I had to take another test, of course. And there it was ‘pregnant’.

The moment Ruby and I met in the physical realm

The First Look into the Unknown

The pregnancy was fairly by-the-book until week 28, when I was offered an extra scan as standard given some of my earlier blood results, suggesting a potential for later preeclampsia. The scan showed that some of our baby’s measurements weren’t aligning with their graph.

I was scared, but most of all I was annoyed. I was annoyed because I knew that this was how she was meant to be. I didn’t know how I knew that yet, and I wouldn’t know until she was in her first months of life. All I knew at the time is that they were unnecessarily scaring me and destroying the peace of my pregnancy, which I had started to really love at that point.

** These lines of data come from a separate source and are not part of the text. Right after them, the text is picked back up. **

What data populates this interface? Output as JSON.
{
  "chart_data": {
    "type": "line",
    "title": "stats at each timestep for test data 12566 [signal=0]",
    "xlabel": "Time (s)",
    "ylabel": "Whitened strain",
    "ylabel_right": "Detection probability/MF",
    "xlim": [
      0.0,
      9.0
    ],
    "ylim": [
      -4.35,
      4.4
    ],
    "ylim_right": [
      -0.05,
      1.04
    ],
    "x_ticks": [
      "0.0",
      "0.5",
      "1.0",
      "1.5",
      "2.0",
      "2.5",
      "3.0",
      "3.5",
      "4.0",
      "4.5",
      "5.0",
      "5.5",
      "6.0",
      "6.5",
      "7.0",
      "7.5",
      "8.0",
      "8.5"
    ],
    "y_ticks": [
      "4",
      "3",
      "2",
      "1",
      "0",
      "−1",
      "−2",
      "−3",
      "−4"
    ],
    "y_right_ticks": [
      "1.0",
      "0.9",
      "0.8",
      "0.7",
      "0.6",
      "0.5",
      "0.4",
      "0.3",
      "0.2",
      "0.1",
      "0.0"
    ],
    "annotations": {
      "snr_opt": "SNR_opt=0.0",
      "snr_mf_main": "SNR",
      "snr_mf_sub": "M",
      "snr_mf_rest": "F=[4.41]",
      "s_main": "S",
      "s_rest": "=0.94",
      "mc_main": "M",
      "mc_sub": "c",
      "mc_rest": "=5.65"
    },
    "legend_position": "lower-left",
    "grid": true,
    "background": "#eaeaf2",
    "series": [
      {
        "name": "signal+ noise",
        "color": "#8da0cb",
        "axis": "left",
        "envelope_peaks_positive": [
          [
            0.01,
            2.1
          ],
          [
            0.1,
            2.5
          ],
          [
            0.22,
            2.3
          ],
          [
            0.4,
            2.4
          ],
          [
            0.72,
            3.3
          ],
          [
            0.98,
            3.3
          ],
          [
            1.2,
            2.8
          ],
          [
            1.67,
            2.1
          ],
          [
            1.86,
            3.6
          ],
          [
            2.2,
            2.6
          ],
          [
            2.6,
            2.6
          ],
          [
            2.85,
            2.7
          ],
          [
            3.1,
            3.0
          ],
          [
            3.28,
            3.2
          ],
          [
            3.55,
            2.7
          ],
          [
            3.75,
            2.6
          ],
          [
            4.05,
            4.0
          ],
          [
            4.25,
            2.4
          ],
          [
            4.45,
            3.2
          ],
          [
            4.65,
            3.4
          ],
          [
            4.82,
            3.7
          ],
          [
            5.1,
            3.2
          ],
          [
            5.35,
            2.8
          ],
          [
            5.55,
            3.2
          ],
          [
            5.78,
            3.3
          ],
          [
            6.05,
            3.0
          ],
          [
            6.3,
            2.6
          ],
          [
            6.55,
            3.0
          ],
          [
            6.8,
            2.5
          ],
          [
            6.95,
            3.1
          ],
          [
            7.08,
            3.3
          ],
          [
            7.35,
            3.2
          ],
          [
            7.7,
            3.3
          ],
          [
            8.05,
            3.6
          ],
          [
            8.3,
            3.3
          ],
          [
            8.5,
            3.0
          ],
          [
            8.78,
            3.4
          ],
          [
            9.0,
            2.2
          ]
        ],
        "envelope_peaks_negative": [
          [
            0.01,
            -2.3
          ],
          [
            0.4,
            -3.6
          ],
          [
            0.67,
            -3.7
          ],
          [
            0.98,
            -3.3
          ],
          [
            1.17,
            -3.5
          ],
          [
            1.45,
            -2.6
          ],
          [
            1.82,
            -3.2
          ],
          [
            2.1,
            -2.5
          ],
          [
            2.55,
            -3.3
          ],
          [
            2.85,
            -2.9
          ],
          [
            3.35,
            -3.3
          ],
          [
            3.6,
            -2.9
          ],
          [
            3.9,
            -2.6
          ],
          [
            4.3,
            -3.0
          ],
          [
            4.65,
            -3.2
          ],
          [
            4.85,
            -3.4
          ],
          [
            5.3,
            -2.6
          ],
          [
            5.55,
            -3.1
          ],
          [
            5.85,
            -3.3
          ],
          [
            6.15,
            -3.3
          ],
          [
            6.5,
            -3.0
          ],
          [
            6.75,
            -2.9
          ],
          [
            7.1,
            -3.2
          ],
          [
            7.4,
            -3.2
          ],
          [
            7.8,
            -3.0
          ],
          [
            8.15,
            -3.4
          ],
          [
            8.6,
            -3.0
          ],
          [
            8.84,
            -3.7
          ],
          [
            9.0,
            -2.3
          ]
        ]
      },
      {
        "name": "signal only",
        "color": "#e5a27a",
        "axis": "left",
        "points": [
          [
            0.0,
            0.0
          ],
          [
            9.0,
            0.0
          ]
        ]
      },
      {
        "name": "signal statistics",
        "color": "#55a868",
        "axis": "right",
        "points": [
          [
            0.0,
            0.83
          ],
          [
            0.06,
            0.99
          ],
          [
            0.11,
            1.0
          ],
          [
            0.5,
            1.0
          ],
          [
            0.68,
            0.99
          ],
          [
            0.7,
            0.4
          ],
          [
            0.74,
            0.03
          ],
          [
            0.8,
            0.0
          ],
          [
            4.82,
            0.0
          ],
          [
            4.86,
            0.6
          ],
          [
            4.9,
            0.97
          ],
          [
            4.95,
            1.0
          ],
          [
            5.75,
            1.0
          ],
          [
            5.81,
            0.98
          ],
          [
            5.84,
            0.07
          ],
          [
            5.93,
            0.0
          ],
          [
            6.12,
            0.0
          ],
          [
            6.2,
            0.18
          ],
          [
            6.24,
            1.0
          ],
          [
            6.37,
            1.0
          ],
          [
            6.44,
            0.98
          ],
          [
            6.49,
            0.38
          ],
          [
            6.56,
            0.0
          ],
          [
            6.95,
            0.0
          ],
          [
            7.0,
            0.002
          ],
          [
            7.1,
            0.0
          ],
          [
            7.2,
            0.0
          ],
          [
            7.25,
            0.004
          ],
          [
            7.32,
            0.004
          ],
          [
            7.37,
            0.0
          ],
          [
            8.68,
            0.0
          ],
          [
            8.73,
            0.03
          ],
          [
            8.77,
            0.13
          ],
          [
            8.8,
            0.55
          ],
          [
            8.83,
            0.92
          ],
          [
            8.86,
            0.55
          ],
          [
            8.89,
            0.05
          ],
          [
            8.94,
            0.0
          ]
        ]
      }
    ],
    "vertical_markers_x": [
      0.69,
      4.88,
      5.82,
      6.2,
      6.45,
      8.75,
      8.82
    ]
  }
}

Some of you reading this might think my attitude frivolous, and that they were indeed picking up the first clues of her condition, but they didn’t, and they wouldn’t have been able to, because it’s just that rare. My Ruby is one of only a thousand known cases worldwide with the inherited metabolic condition of Pmm2-CDG. Even if they had picked it up, there is nothing they could have done to change any outcomes. They did, however, run a tonne of other tests, all which came back negative; the conclusion being that, ‘this is just how she is’. A bit like with the pregnancy test, it was nice to have confirmation, but I already knew.

When she made me a mother in the early hours of Friday 13th October 2023, my body was left with an outward scar, but from that moment on, my heart began healing for the first time. When I locked eyes with her and she latched on to my breast for the first time, it was the closest thing to God that I have ever known.

Feeling the tiny toes that had been prodding me from the inside, on the outside

We were discharged from hospital the next day with no complaints, and everything seemed to unfold normally in the first few days. Community midwives were happy with how she was doing and how I was healing from birth. There was, however, a feeling I couldn’t shake, that something wasn’t quite as it should be, and I knew full well that it wasn’t postpartum depression.

At the two week weigh in, my lurking fears began to take on a new, terrifying language. She wasn’t gaining weight. This is not an entirely unusual or rare occurrence, but it is always heartbreaking for the mother, whose sole job at that point is to nourish her baby; this serves as brutal proof of failure, which is what I thought had happened.

As it would happen, her condition makes it very hard for her to gain weight; even on the highest calorie regimens, the weight gain is scant. It’s just how she is. In addition to this, at the time, the act of feeding itself was difficult for her. It takes a lot of energy to breastfeed, and, when things get out of sync metabolically, the motivation just isn’t there. It has really made me rethink the actual complexity of seemingly simple processes, not least how much actually has to ‘go right’ for a child to be born without any health challenges. It has humbled me and saved me from so much ignorance and, for that, I am grateful.

Diagnosis

Although it felt like a long road, we actually received Ruby’s diagnosis relatively quickly, before she was three months old, whereas some families we have since met wait years.

The run up, particularly the weeks that landed us on the ‘diagnostic odyssey’, was hell.

A scan of her chest showed us that her heart was surrounded, and squeezed by fluid. I will never forget that moment. I was beside myself with tiredness and worry, depleted by failed breastfeeding and constant expressing, unable to catch up with the energy that was leaking aggressively from my body. In and amongst the fog, that image on the scan screen brought me into incredibly sharp focus.

Something was very, very wrong.

This may have been just how she is, but right now, this, this needed to be fixed.